Update: See below.
Great Britain's economy contracted slightly for the second consecutive quarter. Yep, that's a recession.
Note, this isn't a huge plunge. It's a little toe-dip. But the implications are bigger. Before Prime Minister David Cameron came into power, his country was recovering at roughly the same pace as the U.S. Since Cameron announced an austerity plan to win the graces of the international lending community, the economy has hit a wall, stumbled forward, and finally fallen flat on its face.
Take a look at this great graph from Scotty Barber at Reuters: Great Britain is now doing even worse than the euro zone it so routinely disparages.
What's the lesson here? That fiscal austerity doesn't work without an export recovery to make up the money? Sure. That the Bank of England has failed to stimulate growth expectations in a sagging economy? Sure.
But here's the fascinating thing about the UK double-dip. According to UK Office for National Statistics, the sector whose value-added has grown the most in Great Britain since 2008 is ... the government. Huh?
The government supersector -- which includes public administration, defense, education, health, social work, and (for some reason) the "entertainment and recreation" industry -- has expanded 4.5% since 2008. By contrast, overall production -- which includes mining, agriculture, and manufacturing -- has declined 9%. Construction, which plummeted in 2009, is still down about 6% from 2008. Meanwhile, despite taking an enormous hit in its mighty financial sector, UK business/finance is nearly back to its 2008 level. Take a look:
How is all this possible? How could austerity be crushing the UK economy while, at the same time, government's value added is growing faster than the rest of the economy?
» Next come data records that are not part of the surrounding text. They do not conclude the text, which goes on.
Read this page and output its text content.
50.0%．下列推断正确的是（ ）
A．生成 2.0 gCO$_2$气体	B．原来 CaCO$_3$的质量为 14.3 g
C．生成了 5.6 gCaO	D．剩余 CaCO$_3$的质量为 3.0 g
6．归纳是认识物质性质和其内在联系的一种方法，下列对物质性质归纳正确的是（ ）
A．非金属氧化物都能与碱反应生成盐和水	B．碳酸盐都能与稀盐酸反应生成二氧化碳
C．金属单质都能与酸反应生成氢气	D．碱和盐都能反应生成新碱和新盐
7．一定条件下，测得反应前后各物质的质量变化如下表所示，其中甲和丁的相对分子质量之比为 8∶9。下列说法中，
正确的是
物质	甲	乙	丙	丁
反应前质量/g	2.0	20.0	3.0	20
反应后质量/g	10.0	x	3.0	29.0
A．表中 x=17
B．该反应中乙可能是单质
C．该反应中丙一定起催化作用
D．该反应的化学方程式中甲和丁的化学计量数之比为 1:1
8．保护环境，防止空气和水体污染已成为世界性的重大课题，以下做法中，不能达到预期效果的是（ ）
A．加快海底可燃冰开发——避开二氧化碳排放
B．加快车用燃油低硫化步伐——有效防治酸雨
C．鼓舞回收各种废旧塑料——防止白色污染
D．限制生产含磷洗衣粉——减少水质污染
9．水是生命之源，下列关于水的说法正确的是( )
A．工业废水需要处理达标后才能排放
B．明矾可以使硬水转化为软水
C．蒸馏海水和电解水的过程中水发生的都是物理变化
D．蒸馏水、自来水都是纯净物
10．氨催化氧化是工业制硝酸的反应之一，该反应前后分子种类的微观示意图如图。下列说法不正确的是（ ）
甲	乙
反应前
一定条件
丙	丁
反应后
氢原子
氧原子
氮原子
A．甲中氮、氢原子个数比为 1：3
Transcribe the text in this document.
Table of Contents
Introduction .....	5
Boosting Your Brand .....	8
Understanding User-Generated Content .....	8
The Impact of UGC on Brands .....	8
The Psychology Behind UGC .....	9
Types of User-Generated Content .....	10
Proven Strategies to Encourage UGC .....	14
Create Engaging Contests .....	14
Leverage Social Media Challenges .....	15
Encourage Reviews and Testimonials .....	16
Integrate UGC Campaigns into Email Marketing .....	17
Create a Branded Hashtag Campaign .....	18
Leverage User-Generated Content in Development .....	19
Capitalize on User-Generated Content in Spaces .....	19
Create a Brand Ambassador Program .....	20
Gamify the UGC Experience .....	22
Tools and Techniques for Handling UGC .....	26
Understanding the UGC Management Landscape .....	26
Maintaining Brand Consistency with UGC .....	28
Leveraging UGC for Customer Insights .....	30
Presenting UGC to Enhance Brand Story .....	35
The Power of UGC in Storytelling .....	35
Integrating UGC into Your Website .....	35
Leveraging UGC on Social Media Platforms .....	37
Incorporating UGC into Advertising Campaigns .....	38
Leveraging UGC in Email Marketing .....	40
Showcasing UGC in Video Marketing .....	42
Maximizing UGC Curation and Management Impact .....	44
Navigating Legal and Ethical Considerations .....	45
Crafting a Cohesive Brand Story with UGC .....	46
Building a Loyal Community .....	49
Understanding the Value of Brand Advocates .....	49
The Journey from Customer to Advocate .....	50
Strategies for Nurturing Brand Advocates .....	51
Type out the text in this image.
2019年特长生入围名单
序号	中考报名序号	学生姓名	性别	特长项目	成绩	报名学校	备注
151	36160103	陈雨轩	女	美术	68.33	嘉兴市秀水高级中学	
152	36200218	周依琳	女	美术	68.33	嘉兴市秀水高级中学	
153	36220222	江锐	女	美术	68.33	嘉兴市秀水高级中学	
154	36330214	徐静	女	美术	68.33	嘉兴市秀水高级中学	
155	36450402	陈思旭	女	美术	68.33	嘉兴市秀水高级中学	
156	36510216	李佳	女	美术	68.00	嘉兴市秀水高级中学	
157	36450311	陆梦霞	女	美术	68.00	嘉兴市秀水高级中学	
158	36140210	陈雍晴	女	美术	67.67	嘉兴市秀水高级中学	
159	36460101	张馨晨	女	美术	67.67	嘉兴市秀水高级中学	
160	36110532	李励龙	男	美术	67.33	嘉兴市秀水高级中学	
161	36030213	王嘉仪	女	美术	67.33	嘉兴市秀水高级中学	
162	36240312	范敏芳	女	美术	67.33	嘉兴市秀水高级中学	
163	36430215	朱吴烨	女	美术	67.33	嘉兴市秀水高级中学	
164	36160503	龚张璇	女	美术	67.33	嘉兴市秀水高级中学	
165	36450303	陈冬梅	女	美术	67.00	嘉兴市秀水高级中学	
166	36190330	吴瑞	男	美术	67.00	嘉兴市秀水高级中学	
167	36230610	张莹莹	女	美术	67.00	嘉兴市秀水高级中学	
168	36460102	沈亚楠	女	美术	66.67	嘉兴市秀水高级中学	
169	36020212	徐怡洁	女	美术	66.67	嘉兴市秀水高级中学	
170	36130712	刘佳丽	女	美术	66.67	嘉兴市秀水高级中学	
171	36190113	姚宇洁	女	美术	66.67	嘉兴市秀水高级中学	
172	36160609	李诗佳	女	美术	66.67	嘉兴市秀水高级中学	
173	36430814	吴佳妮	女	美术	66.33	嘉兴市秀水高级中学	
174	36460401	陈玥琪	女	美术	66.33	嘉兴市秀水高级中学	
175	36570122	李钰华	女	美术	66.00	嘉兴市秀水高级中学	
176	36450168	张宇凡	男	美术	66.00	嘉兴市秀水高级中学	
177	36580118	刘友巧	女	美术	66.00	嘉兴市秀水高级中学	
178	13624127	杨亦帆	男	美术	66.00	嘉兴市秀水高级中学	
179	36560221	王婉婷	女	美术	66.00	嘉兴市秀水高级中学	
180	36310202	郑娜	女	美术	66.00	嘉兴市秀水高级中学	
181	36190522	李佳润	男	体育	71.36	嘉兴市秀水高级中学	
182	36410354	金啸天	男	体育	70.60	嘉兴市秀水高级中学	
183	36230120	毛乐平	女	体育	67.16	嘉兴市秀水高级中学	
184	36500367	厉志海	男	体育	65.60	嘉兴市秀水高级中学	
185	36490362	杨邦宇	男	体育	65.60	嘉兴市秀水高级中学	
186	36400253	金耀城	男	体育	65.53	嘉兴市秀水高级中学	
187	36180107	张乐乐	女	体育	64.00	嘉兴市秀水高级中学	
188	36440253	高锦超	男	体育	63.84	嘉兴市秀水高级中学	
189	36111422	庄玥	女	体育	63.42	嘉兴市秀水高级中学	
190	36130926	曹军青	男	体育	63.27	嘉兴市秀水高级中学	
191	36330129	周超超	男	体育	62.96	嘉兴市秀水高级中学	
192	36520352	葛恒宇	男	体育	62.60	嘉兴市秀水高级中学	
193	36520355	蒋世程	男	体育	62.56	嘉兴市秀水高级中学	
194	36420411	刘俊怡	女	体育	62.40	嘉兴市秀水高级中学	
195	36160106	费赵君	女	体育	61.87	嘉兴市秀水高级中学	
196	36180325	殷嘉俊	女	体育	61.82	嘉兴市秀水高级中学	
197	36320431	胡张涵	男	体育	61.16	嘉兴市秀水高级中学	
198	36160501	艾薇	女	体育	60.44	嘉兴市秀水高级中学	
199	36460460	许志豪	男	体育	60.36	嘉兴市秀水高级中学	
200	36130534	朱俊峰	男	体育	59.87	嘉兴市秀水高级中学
Here's a two-part answer. Part One: The incidence of austerity is having its biggest impact on Britain's disposable income. Reduced transfer payments and higher taxes both count as austerity, but they are squeezing families more than they are squeezing public spending on health care, education, transportation, and defense. As a result, the UK is feeling the pinch of austerity throughout the economy, not just in the sectors conservative consider "public."
Part Two: Britain's biggest problem is the EU. The rest of Europe accounts for half of UK exports, and it's been ravaged by the last four years. "What you engage in medium-term budget consolidation while your biggest trading partners are going into a recession, you shouldn't be surprised that the economy is stalling," said Desmond Lachman of the American Enterprise Institute. Austerity or no, the reason why overall production, including manufacturing, and other tradable services are getting crushed is that Britain's trading partners are, well, getting crushed.
Update: There's been some confusion over the second graph showing government's value-added component of GDP growing since 2010 even though the British government has been cutting fiercely and shedding 6% of the public workforce. The thing to keep in mind is that much of the UK government -- and much of our government for that matter -- consists of transfer payments for goods and services, and the impact of these cuts is felt in other industries, such as leisure, where demand has fallen.
Simon Johnson, the MIT economist and prodigious author, explained over the phone this afternoon: "Government purchases are more or less stable. The government doesn't drop its purchases dramatically like the private sector. If you include education, or the military's multi-year contracts, or severance packages to laid-off public workers, those things prop up government spending."
So! The short answer to the question in the headline is: (1) The UK is double-dipping because government cuts are depressing disposable income growth the short run and (2) Austerity works when a small country can export its way out of pain, and the UK's top export partners are falling into recession.